New York City's reform Democratic movement theoretically lives on, but most of its excitement is gone and many of the bright, upper-middle-class Stevensonians who infused it with their energy have drifted away. In 1961 the reformers, eager for tangible political power, supported Robert F. Wagner for re-election, thus treating the city to the spectacle of an incumbent Mayor running on a platform of "throw the rascals out." This listless coalition of reformism, and the more palatable elements of the machine hasn't really worked; the reformers have gotten less than the half a loaf they hoped for.
With the demise of reform Democracy, the responsibility for creative, independent political action in New York City (and New York State) has fallen to the Liberal Party, the largest third party outside the old Confederacy. For the past decade-the Liberals have occupied something like a balance-of-power position in New York politics; in a close city or State election, whichever major party gets the Liberal endorsement generally wins.
The party existed in embryonic form from 1936 to 1944 as a right-wing faction, in the American Labor Party, then the main third party in the State. When the Communists won control of the ALP in 1944, this faction, led by academics like John L. Childs of Columbia and old socialists like David Dubinsky of the ILGWU and Alex Rose of the United Hatters, Cap and Millinery Workers, walked out. The new Liberal Party polled 320,000 votes for President Roosevelt in the 1944 elections.
Since then Liberal strength has usually hovered some where between 200,000 and 400,000 votes in both citywide and Statewide elections. In nearly all State and most city and local elections, the Liberals endorse the Democratic candidates; but the party often runs its own candidates and occasionally supports a Republican. The Liberal vote carried New York State for Presidents Truman and Kennedy, and Adlai Stevenson's State campaign was handled largely by the Liberals in 1956, when Caramine de Sapio's Democratic machine sat on its hands.

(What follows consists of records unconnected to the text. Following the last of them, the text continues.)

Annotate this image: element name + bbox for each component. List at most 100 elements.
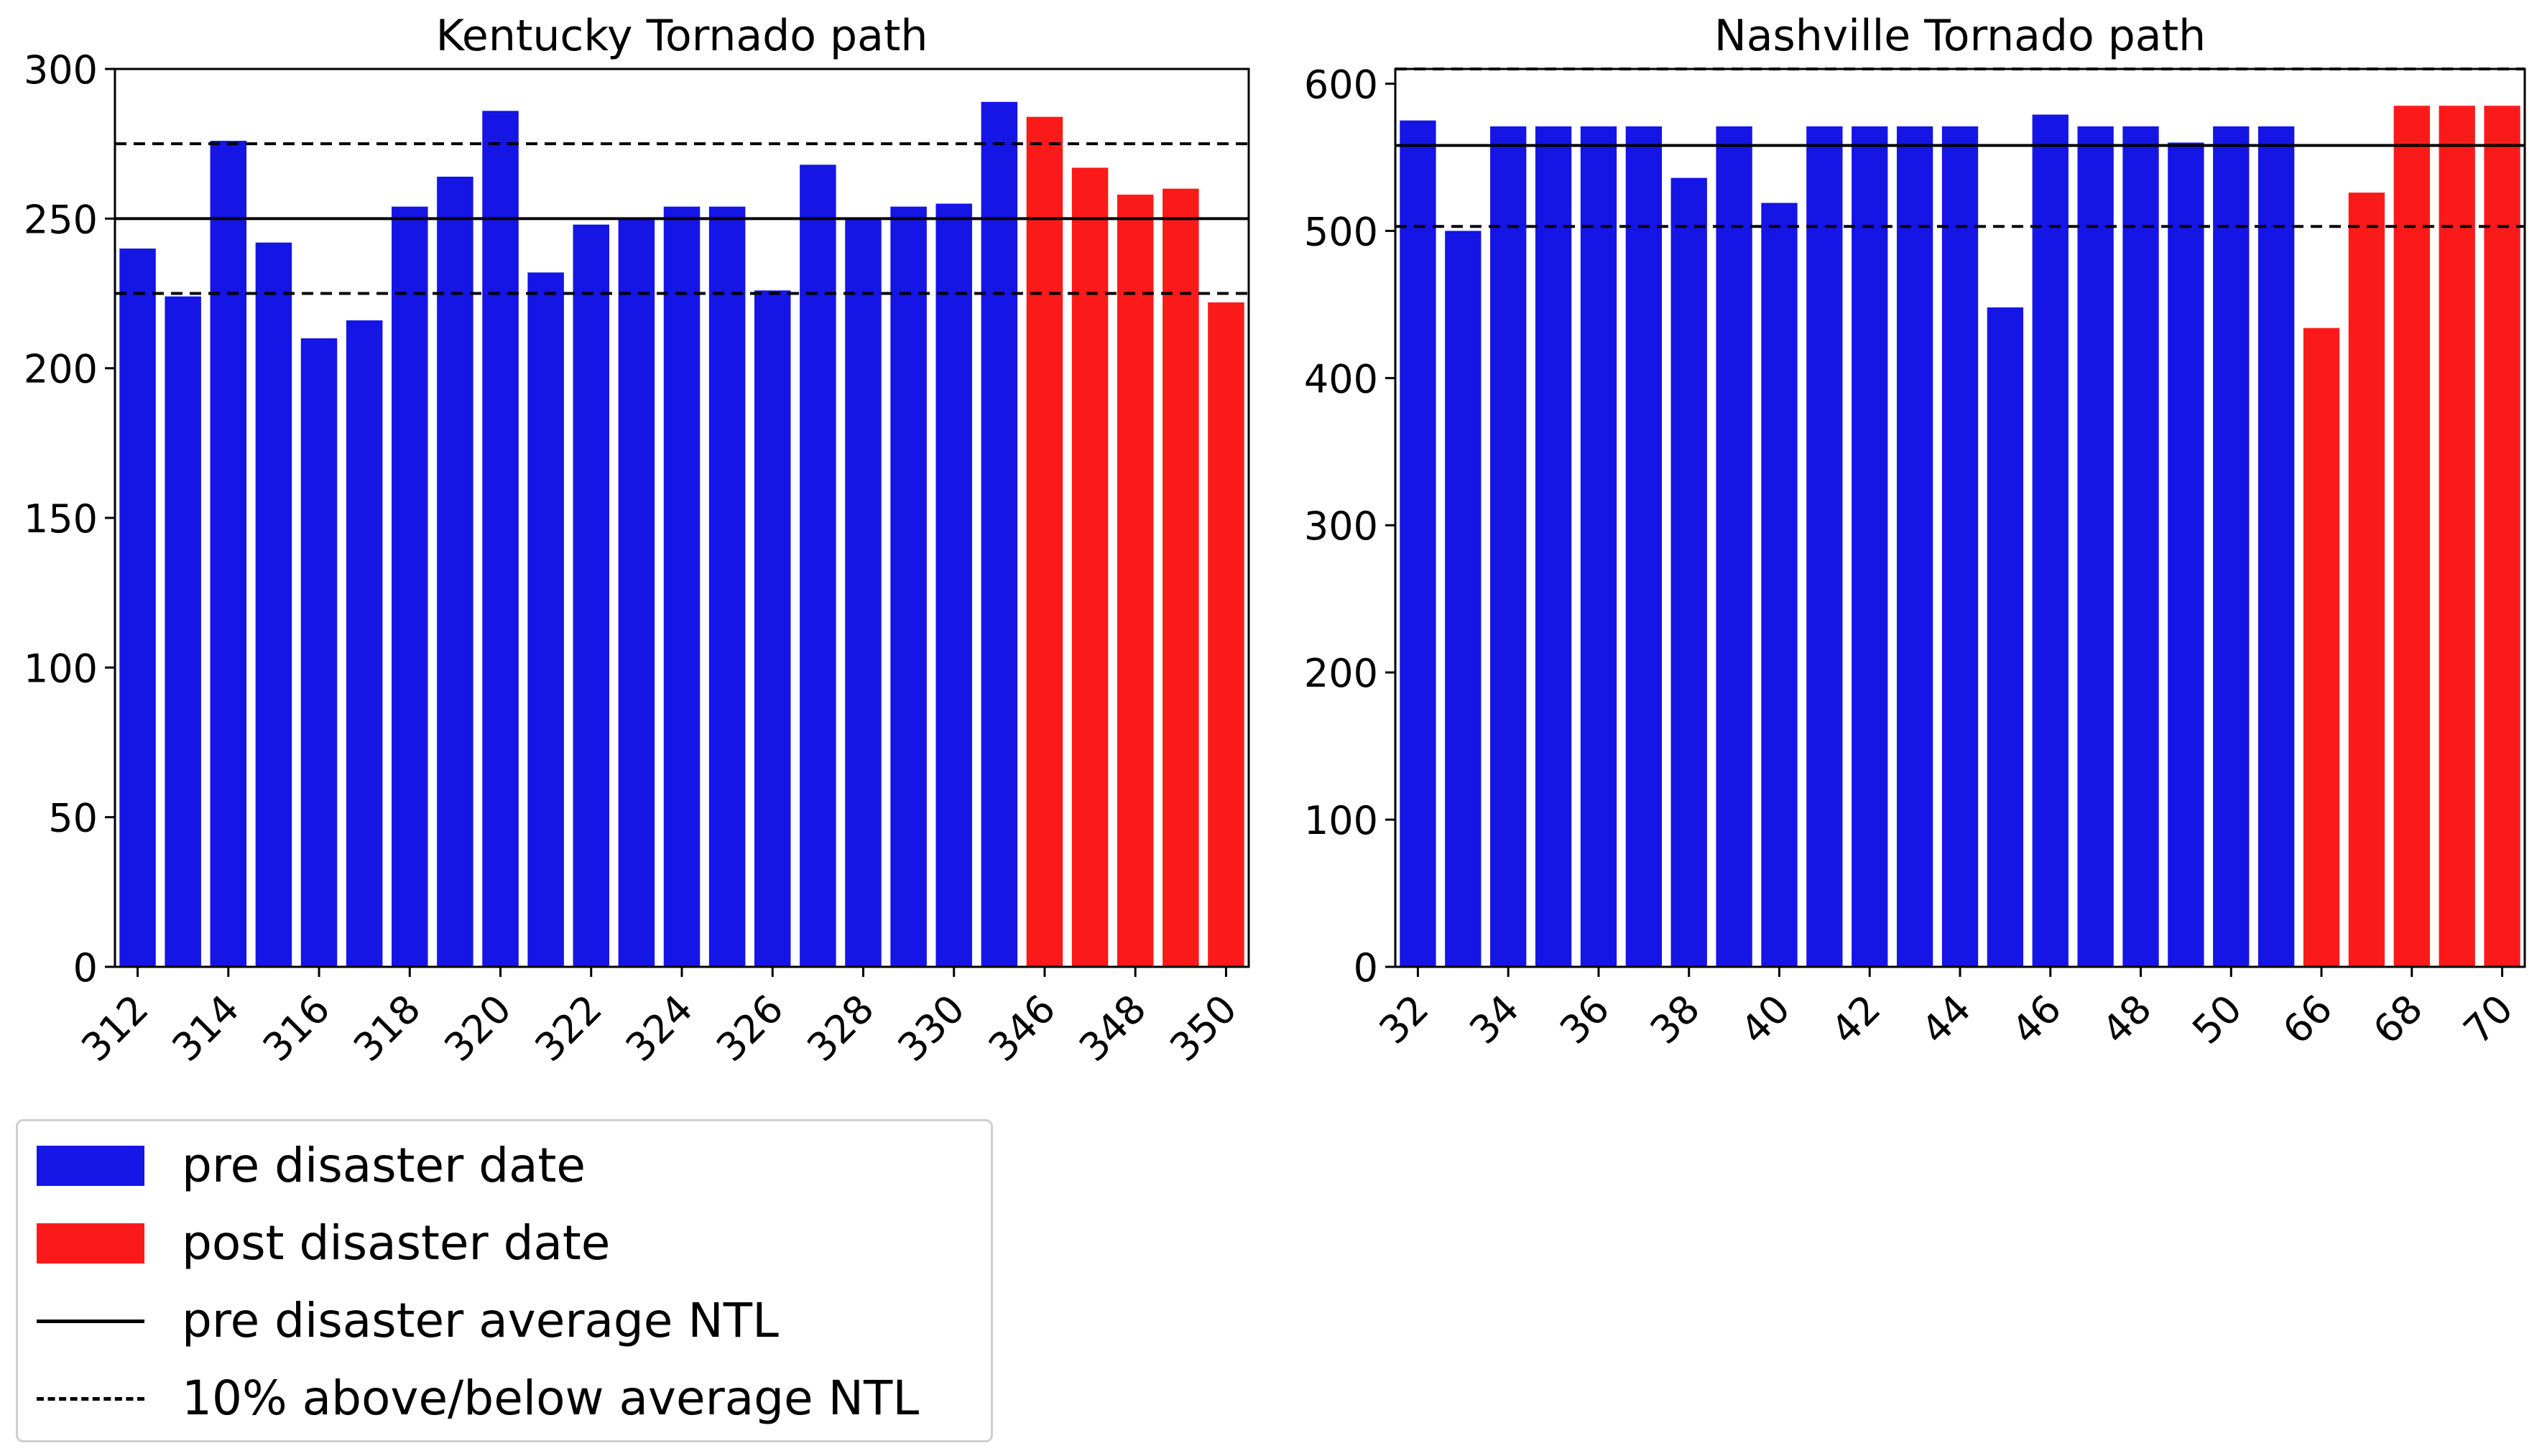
bar-pre-323 (618, 218, 655, 967)
x-tick-label: 350 (1161, 986, 1245, 1070)
x-tick-label: 38 (1642, 986, 1709, 1053)
x-tick-label: 324 (617, 986, 701, 1070)
bar-pre-46 (2032, 114, 2069, 967)
y-tick-label: 150 (24, 496, 98, 542)
x-tick-label: 36 (1551, 986, 1618, 1053)
x-tick-label: 328 (798, 986, 882, 1070)
bar-pre-327 (800, 164, 836, 967)
bar-post-349 (1163, 188, 1199, 968)
bar-pre-50 (2213, 126, 2250, 968)
legend-label-band: 10% above/below average NTL (182, 1371, 920, 1426)
legend-item-post: post disaster date (18, 1207, 991, 1279)
bar-pre-313 (165, 296, 201, 968)
x-tick-label: 40 (1732, 986, 1799, 1053)
bar-pre-316 (300, 338, 338, 967)
y-tick-label: 300 (24, 47, 98, 93)
bar-pre-318 (392, 206, 428, 968)
x-tick-label: 320 (435, 986, 519, 1070)
bar-pre-315 (255, 242, 292, 968)
bar-pre-43 (1896, 126, 1933, 968)
bar-post-68 (2393, 106, 2430, 968)
x-tick-label: 348 (1071, 986, 1155, 1070)
bar-pre-330 (935, 203, 972, 967)
legend-swatch-post (37, 1223, 144, 1263)
bar-pre-32 (1400, 120, 1436, 967)
x-tick-label: 48 (2094, 986, 2160, 1053)
x-tick-label: 44 (1913, 986, 1979, 1053)
chart-panel-nashville: Nashville Tornado path 0 100 200 300 400 500 60… (1304, 11, 2526, 1053)
x-tick-label: 32 (1370, 986, 1437, 1053)
bar-pre-329 (890, 206, 927, 968)
bar-pre-44 (1941, 126, 1979, 968)
bar-pre-328 (845, 218, 882, 967)
chart-title: Kentucky Tornado path (436, 11, 928, 61)
x-tick-label: 316 (254, 986, 338, 1070)
bar-pre-42 (1852, 126, 1888, 968)
bar-post-346 (1026, 116, 1063, 968)
y-tick-label: 50 (48, 796, 98, 841)
x-tick-label: 70 (2455, 986, 2522, 1053)
bar-pre-326 (754, 290, 791, 967)
y-tick-label: 500 (1304, 209, 1378, 254)
bar-pre-48 (2122, 126, 2159, 968)
bar-pre-40 (1761, 203, 1798, 968)
bar-pre-314 (210, 141, 247, 967)
legend-item-pre: pre disaster date (18, 1130, 991, 1202)
x-tick-label: 314 (164, 986, 248, 1070)
legend-line-solid (37, 1320, 144, 1323)
y-tick-label: 400 (1304, 356, 1378, 402)
x-tick-label: 46 (2003, 986, 2070, 1053)
bar-post-67 (2348, 193, 2385, 968)
y-tick-label: 200 (24, 347, 98, 392)
chart-panel-kentucky: Kentucky Tornado path 0 50 100 150 200 250 300 3… (24, 11, 1250, 1070)
y-tick-label: 100 (1304, 798, 1378, 843)
legend-item-mean: pre disaster average NTL (18, 1285, 991, 1357)
bar-pre-51 (2258, 126, 2295, 968)
bar-pre-34 (1490, 126, 1527, 968)
chart-title: Nashville Tornado path (1714, 11, 2206, 61)
legend-item-band: 10% above/below average NTL (18, 1363, 991, 1434)
x-tick-label: 322 (527, 986, 611, 1070)
y-tick-label: 250 (24, 197, 98, 242)
x-tick-label: 34 (1461, 986, 1527, 1053)
bar-pre-320 (482, 111, 519, 967)
x-tick-label: 50 (2183, 986, 2250, 1053)
bar-pre-39 (1716, 126, 1752, 968)
bar-pre-36 (1580, 126, 1617, 968)
bar-pre-317 (346, 320, 383, 967)
bar-pre-321 (527, 272, 564, 967)
x-tick-label: 68 (2365, 986, 2431, 1053)
y-tick-label: 100 (24, 646, 98, 691)
bar-pre-45 (1987, 307, 2024, 967)
x-tick-label: 66 (2274, 986, 2341, 1053)
bar-post-350 (1208, 302, 1244, 967)
bar-post-70 (2484, 106, 2520, 968)
legend: pre disaster date post disaster date pre… (16, 1119, 993, 1442)
bar-pre-35 (1535, 126, 1572, 968)
bar-pre-319 (437, 177, 473, 967)
bar-pre-33 (1445, 231, 1482, 967)
legend-label-post: post disaster date (182, 1215, 611, 1271)
legend-label-mean: pre disaster average NTL (182, 1293, 779, 1348)
bar-pre-41 (1806, 126, 1843, 968)
y-tick-label: 0 (73, 945, 98, 991)
bar-pre-331 (981, 101, 1018, 967)
x-tick-label: 330 (889, 986, 973, 1070)
y-tick-label: 600 (1304, 62, 1378, 107)
x-tick-label: 312 (73, 986, 157, 1070)
legend-swatch-pre (37, 1146, 144, 1186)
bar-pre-37 (1625, 126, 1662, 968)
y-tick-label: 200 (1304, 651, 1378, 696)
x-tick-label: 326 (708, 986, 792, 1070)
bar-post-66 (2303, 328, 2340, 967)
y-tick-label: 300 (1304, 504, 1378, 549)
bar-post-347 (1071, 167, 1109, 967)
x-tick-label: 42 (1822, 986, 1889, 1053)
bar-pre-49 (2168, 142, 2204, 968)
x-tick-label: 318 (345, 986, 429, 1070)
bar-pre-47 (2077, 126, 2114, 968)
bar-post-348 (1117, 195, 1154, 967)
y-tick-label: 0 (1354, 945, 1378, 991)
bar-pre-325 (708, 206, 746, 968)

The party's best years were the early fifties. In 1951 the Liberals did the impossible: their own candidate, Rudolph Halley, beat a Democrat and a Republican for president of the New York City Council. Halley got 657,000 votes; James A. Hagerty, then a reporter for The New York Times, called the Liberals "the number one party in New York City." A year later Prof. George S. Counts of Teachers College, Columbia, ran for U.S. Senate on the Liberal ticket and got 461,000 votes.
The Liberal Party did not dominate New York politics for long; still, its vote has risen steadily for the past several years. Now, several factors have combined to give the Liberal Party a chance to become something more than a receptacle for protest votes.
Now that the reform Democratic movement has wilted, Stevensonians and independents have nowhere to go. Racial minorities have greater political awareness and less devotion to the Democrats, thanks to the civil rights revolution and the fading of FDR's memory. Some labor leaders, too, are not completely happy with the Democrats. If these three groups were brought together under the Liberal banner, the party's voting strength could surpass that of the Republican in New York City.
Last week, the Seafarers International Union, the IUE, and locals of the UAW decided to affiliate with the Liberals. Four other important unions have made similar decisions within the past year. Rose and Dubinsky still pretty much run the party, but the needle trades unions may not dominate it so completely much longer.
In addition, the Liberals have recently picked up new backing among Negroes and Puerto Ricans. Three years hence a successful Liberal race for Congress with a candidate like CORE'S James Farmer will not be out of the question.
But the Liberal Party can never become a permanent force for reform as long as it works only through unions instead of its own local organizations. Its conventions and local committees are still mainly formalities; the party is still run like a conventional pressure group with an executive secretary. The Liberals' current goal is to add 200,000 to their usual 400,000 votes next year. They can probably do it. But the growth will be ephemeral if left uncemented by a firm party organization. With such an organization, the Liberal Party could both exert enormous pressure on the Democrats and elect officeholders on its own.